Systemic mastocytosis (SM) comprises a heterogeneous group of rare acquired and chronic hematological malignancies that are related to an abnormal proliferation of mast cells in tissue, including bone marrow, with or without skin involvement.
The worldwide prevalence is estimated at between 1/20,000 and 1/40,000. SM preferentially affects Caucasians and there is no sex predominance.
SM can be divided into indolent SM (ISM) and aggressive SM (ASM) (see these terms). SM is mainly observed in adults (average age at diagnosis is 60 years). The clinical manifestations result from the release of mast cell mediators and/or tumor syndrome. The release of mediators (histamine, leukotrienes, prostaglandins, heparin) causes recurrent syncope, headache, flushing and, in severe cases, anaphylactic shock. Mast cell proliferation in bone marrow can cause abnormalities in peripheral blood: anemia (the most common abnormality), cytopenias and pancytopenia. Mast cell infiltration may also affect the digestive system with esophageal, gastric, intestinal (malabsorption syndrome) and hepatic (ascites, portal hypertension, hepatomegaly which can evolve into portal fibrosis, and more rarely, cirrhosis) involvement, which results in abdominal pain and sometimes diarrhea, nausea and vomiting. Mast cell infiltration may also affect the skin (urticaria pigmentosa, which is sometimes itchy), the spleen (splenomegaly, which is generally asymptomatic), and the skeleton (bone pain, arthralgia, and osteolysis, osteosclerosis or osteoporosis on medical imaging).
Different somatic point mutations of the KIT gene have been described. The most frequent mutation (codon 816; D816V) results in uncontrolled activation of the receptor making the migration, survival and activation of the mast cells independent of stem cell factor.
Diagnosis is based on histological and cytological study of bone marrow showing infiltration, which is often multifocal, by mast cells of frequently atypical morphology (elongated cells and sometimes hypergranulosis), which frequently abnormally express non-mast cell markers (CD25 and/or CD2).

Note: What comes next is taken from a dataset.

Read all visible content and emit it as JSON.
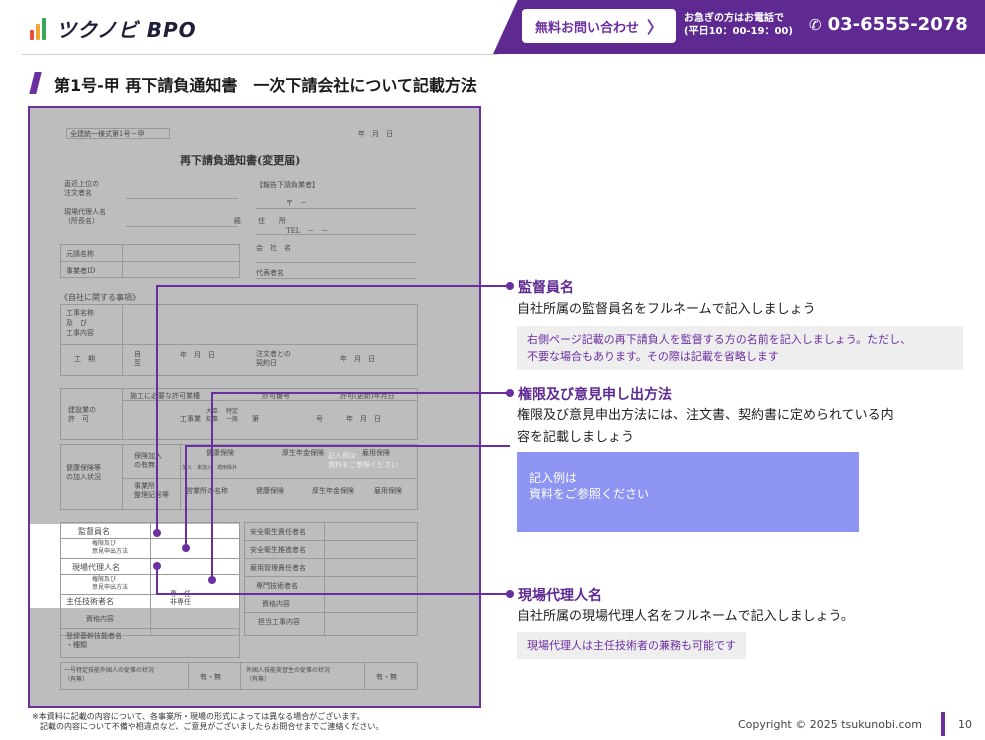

An elevated level of serum tryptase above 20 ng/mL or the presence of an activating mutation of KIT confirms the diagnosis. The extent of the proliferation of mast cells can be analyzed using medical imaging (radiography, ultrasound, CT scanning).
Differential diagnoses include other forms of mastocytosis (mast cell leukemia, mastocytoma), endocrine disorders (adrenal tumors, vipoma, gastrinoma), some gastrointestinal pathologies, allergies, other myeloproliferative diseases that affect bone marrow, histiocytosis, hypereosinophilic syndrome and Waldenström macroglobulinemia (see these terms).
SM is usually sporadic but rare familial cases have been reported.
Management depends on the type of SM. Treatment of ISM is often symptomatic (antihistamines, corticosteroids or disodium cromgylcate). For ASM treatment is symptomatic (antihistamines anti-H1 and H2) and antiproliferative (interferon alpha with or without corticosteroids, cladribine). Imatinib mesylate or Masitinib may be indicated for the few patients without the D816V KIT mutation. Molecules inhibiting the mutated D816V form are currently in clinical trials and other therapeutic approaches are proposed (rapamycin, bortezomib, thalidomide).
Prognosis depends on the type of SM. For ISM, the evolution is slow and benign and life expectancy is normal. For ASM, average survival is 2 to 4 years.